A phased approach to integrate and optimize VLM capabilities in your autonomous driving systems.

Phase 1: Diagnostic Probing & Bottleneck Identification

Deploy initial linear probes on your existing VLM architectures using targeted counterfactual datasets. Pinpoint layers and components exhibiting perceptual or cognitive failures for critical driving concepts (e.g., presence, orientation, distance).

Phase 2: Targeted Vision Encoder Optimization

Implement fine-tuning or architectural adjustments to the vision encoder, focusing on improving linear encoding of fine-grained spatial concepts and maintaining representation quality for distant objects. Explore techniques like enhanced data augmentation with diverse distances and orientations.

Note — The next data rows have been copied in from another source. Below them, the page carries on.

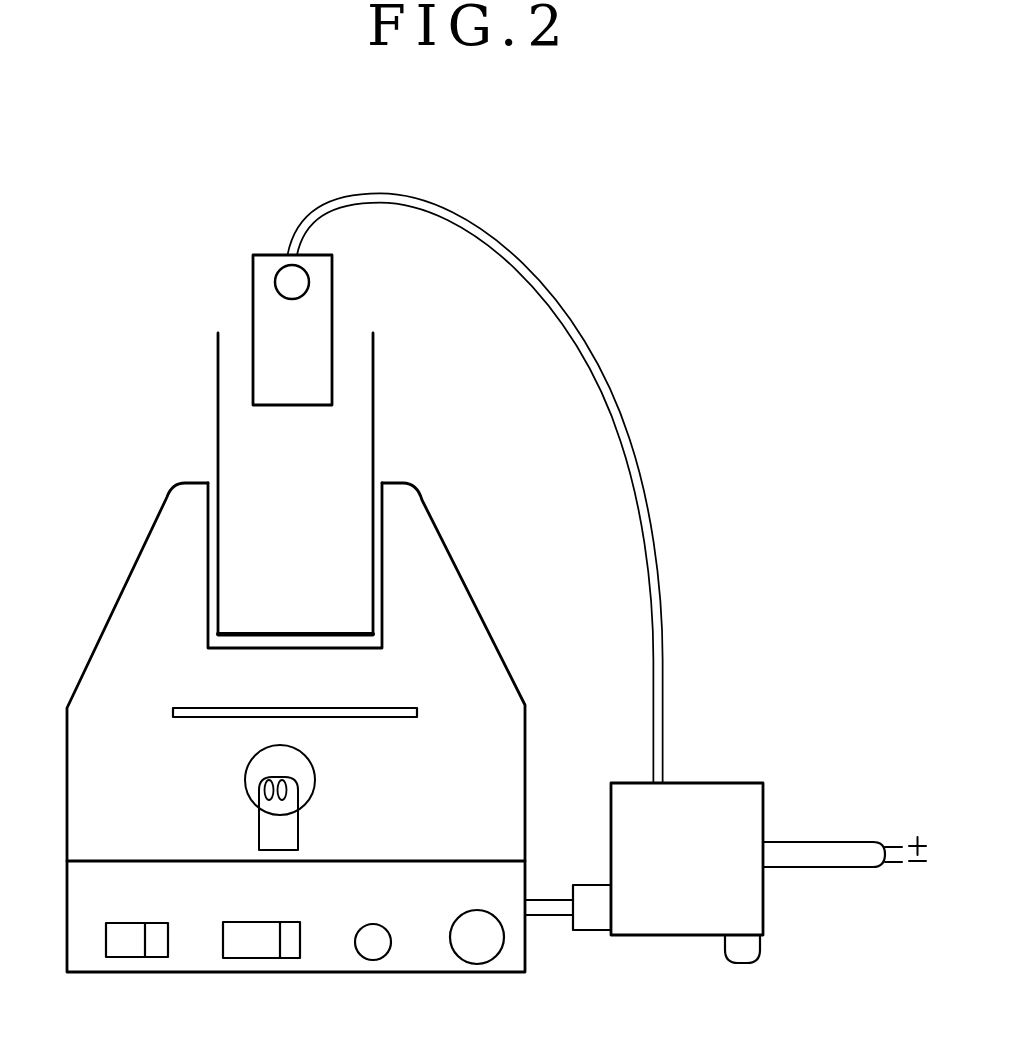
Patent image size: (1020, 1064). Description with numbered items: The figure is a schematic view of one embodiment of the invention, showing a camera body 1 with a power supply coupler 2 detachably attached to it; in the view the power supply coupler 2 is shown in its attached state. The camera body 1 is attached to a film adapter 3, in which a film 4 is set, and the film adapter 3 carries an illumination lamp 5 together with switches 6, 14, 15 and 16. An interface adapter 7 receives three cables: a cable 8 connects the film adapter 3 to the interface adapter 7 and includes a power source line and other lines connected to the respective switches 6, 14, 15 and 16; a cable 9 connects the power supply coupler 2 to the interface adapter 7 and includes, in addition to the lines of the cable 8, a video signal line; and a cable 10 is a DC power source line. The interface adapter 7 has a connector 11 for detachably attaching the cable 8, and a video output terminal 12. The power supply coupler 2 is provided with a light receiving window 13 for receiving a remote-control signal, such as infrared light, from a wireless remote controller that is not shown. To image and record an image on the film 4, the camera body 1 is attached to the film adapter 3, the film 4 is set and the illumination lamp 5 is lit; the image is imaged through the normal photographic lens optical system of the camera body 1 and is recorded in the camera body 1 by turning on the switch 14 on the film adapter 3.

The camera body 1 is at (247, 451).
The power supply coupler 2 is at (313, 310).
The film adapter 3 is at (105, 812).
The film 4 is at (207, 710).
The illumination lamp 5 is at (252, 789).
The switch 6 is at (132, 951).
The interface adapter 7 is at (666, 922).
The cable 8 is at (550, 910).
The cable 9 is at (661, 607).
The cable 10 is at (820, 850).
The connector 11 is at (593, 917).
The video output terminal 12 is at (742, 955).
The light receiving window 13 is at (284, 280).
The switch 14 is at (476, 947).
The switch 15 is at (372, 950).
The switch 16 is at (259, 949).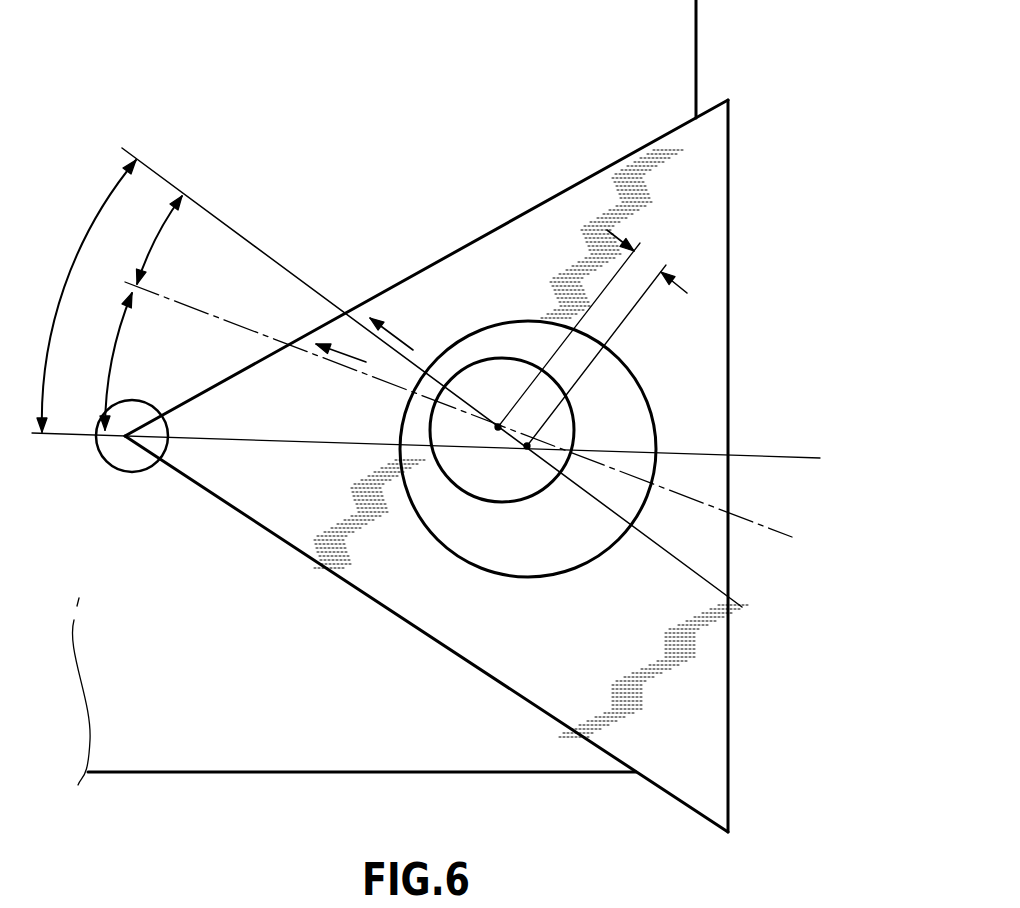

Phase 3: LLM Alignment & Reasoning Enhancement

Refine the projector and LLM training strategy to better align visual features with language semantics. Address cognitive failures by strengthening the model's ability to leverage encoded visual information for correct semantic interpretation, potentially through new prompting or attention mechanisms.

Phase 4: Continuous Validation & Real-World Deployment

Integrate enhanced VLMs into a continuous validation pipeline using real-world traffic data and new counterfactual scenarios. Monitor performance for long-tail events and adapt models to ensure robust, safe, and efficient autonomous driving operations.